A Palavra de Deus não está algemada

 

Em pleno contexto da modernidade tardia, ou pós-modernidade, os olhos se voltam novamente para a Palavra de Deus. Não obstante o progressivo secularismo, ao lado da indiferença ou do ateísmo ostensivo, os debates em torno da religião vem ganhando amplo terreno, tanto nas redes digitais quanto nos meios de comunicação social e na opinião pública. Terreno que tende a ser mais caloroso e acirrado em tempos de processos eleitorais. Não é diferente com as eleições de 2022 no Brasil. Recorre-se às páginas sagradas e/ou aos espaços religiosos, em geral, ou para demonizar os opositores e adversários ou para justificar as próprias palavras e comportamentos. Chegam a ser obsessivos os esforços para “aprisionar” a palavra, fazendo de tudo para que ela legitime qualquer tipo de visão, por mais sacrílega que seja. Até mesmo o caos e a barbárie, a violência e o negacionismo recebem a benção dos livros sagrados.

Diante de tamanhas e tão frequentes distorções, convém uma vez mais e sempre recordar que a Palavra de Deus jamais se esgota no plano meramente histórico. Distintas e convergentes são as fontes da palavra para os cristãos: as páginas bíblicas, a beleza e os segredos da criação, a voz silenciosa do coração humano e o grito dos pobres e oprimidos, excluídos e marginalizados. Ela emerge, contemporaneamente, do chão, do alto, do interior, do livro e da natureza. Raio de luz que rasga a noite da escuridão, abrindo veredas e horizontes sempre novos. Por isso é que nunca se pode cristalizar um determinado projeto socioeconômico e político-cultural. Ela sempre chama a história humana a se mover e dar um passo à frente.
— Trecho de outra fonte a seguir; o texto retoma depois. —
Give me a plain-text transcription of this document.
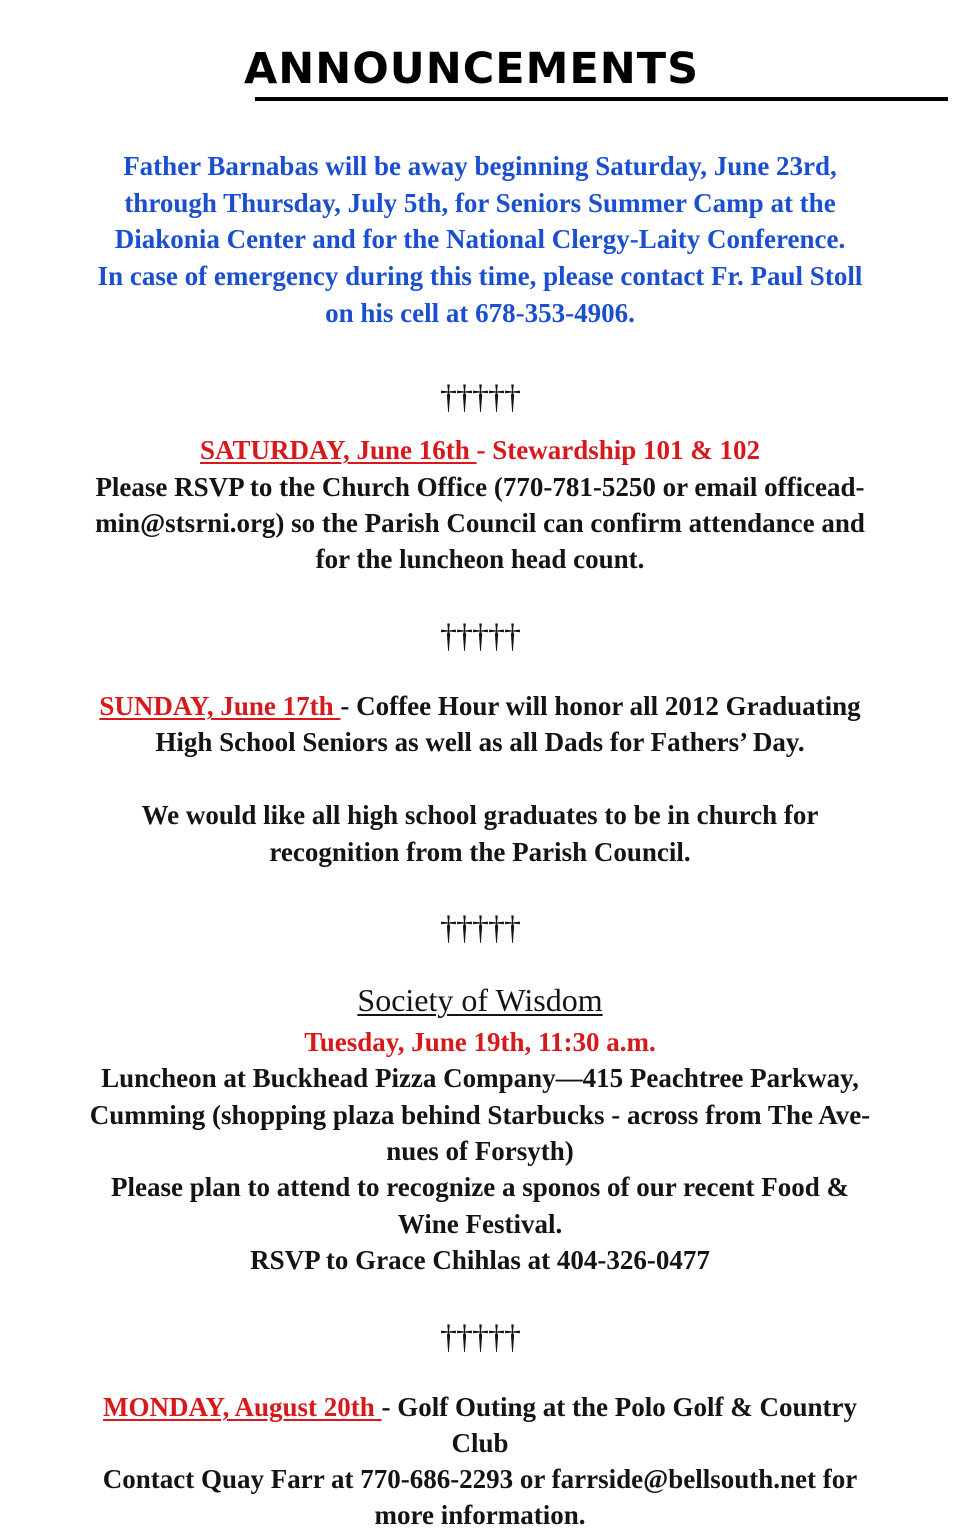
ANNOUNCEMENTS
Father Barnabas will be away beginning Saturday, June 23rd,
through Thursday, July 5th, for Seniors Summer Camp at the
Diakonia Center and for the National Clergy-Laity Conference.
In case of emergency during this time, please contact Fr. Paul Stoll
on his cell at 678-353-4906.
†††††
SATURDAY, June 16th - Stewardship 101 & 102
Please RSVP to the Church Office (770-781-5250 or email officead-
min@stsrni.org) so the Parish Council can confirm attendance and
for the luncheon head count.
†††††
SUNDAY, June 17th - Coffee Hour will honor all 2012 Graduating
High School Seniors as well as all Dads for Fathers’ Day.
We would like all high school graduates to be in church for
recognition from the Parish Council.
†††††
Society of Wisdom
Tuesday, June 19th, 11:30 a.m.
Luncheon at Buckhead Pizza Company—415 Peachtree Parkway,
Cumming (shopping plaza behind Starbucks - across from The Ave-
nues of Forsyth)
Please plan to attend to recognize a sponos of our recent Food &
Wine Festival.
RSVP to Grace Chihlas at 404-326-0477
†††††
MONDAY, August 20th - Golf Outing at the Polo Golf & Country
Club
Contact Quay Farr at 770-686-2293 or farrside@bellsouth.net for
more information.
Deus irrompe na trajetória da humanidade a partir do solo regado de pranto e suor, sangue e lágrimas, quando são violados os direitos da pessoa humana; a partir dos anjos, mensageiros e profetas bíblicos, que denunciam a opressão e as injustiças, ao mesmo tempo que e anunciam a “Jerusalém celeste”; a partir das tragédias e catástrofes que se abatem sobre os povos quando a “nossa casa comum” é agredida e devastada, impedindo à natureza, como mãe, o direito e o dever de multiplicar a vida em todas as suas formas, a biodiversidade; a partir do mais íntimo de cada pessoa quando, em sua consciência, se acende uma luz amarela, apontando o dedo sobre os males e penas que seu comportamento pode gerar. 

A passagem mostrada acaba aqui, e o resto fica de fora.